In Byzantine rhetoric, a basilikos logos (βασιλικòς λόγος, literally "imperial word") or logos eis ton autokratora ("speech to the emperor") is an encomium addressed to an emperor on an important occasion, regularly at Epiphany.

The parameters of the genre were first set out in a treatise attributed to Menander Rhetor of the late 3rd century. The encomiast should praise the emperor's origins, his physical beauty, his upbringing, good habits, feats in peace and victories in war, philanthropy, good fortune and practice of the four cardinal virtues. He identified the presbeutikos, a speech of supplication given by a city to an emperor, as a subgenre of the basilikos logos. The panegyric of Constantine the Great delivered by Eusebius of Caesaria established a new convention of depicting the ideal emperor rather than the actual. The Christian basilikoi logoi dropped references to good fortune (tyche) in favour of piety. The term presbeutikos also shifted in meaning to refer to an ambassador's report.

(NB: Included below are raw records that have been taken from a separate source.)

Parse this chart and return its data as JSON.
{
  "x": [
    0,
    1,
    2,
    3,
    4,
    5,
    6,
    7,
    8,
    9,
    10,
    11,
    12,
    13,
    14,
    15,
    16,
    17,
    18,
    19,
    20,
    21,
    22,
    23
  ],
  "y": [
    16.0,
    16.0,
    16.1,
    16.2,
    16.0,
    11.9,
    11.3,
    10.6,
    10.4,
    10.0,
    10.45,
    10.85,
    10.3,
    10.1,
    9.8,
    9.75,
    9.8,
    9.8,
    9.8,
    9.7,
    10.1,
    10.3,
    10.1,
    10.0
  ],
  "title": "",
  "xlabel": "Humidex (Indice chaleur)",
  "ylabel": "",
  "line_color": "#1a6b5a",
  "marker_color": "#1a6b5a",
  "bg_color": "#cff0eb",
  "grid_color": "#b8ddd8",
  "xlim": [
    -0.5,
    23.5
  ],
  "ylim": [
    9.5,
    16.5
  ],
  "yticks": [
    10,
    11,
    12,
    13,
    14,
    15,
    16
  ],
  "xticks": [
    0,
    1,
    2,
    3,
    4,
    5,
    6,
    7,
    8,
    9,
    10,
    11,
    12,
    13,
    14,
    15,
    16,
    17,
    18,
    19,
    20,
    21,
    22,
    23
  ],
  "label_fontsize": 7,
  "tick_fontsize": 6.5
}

The delivery of a basilikos logos could be used as an occasion to subtly advise the emperor, becoming a sort of "mirror of princes". This is the form it took when Agapetos praised Justinian I (6th century) and when Basil I his son Leo VI (9th century). The surviving biography of the Empress Theodora (9th century) may originate in a basilikos logos addressed to her during her regency. John the Oxite wrote and presumably delivered an unconventional logos that was highly critical of the policies of Alexios I Komnenos (11th century). Michael Italikos (12th century) wrote a logos for the Emperor John II Komnenos based primarily on his deeds and another for Manuel I Komnenos that was more conventional.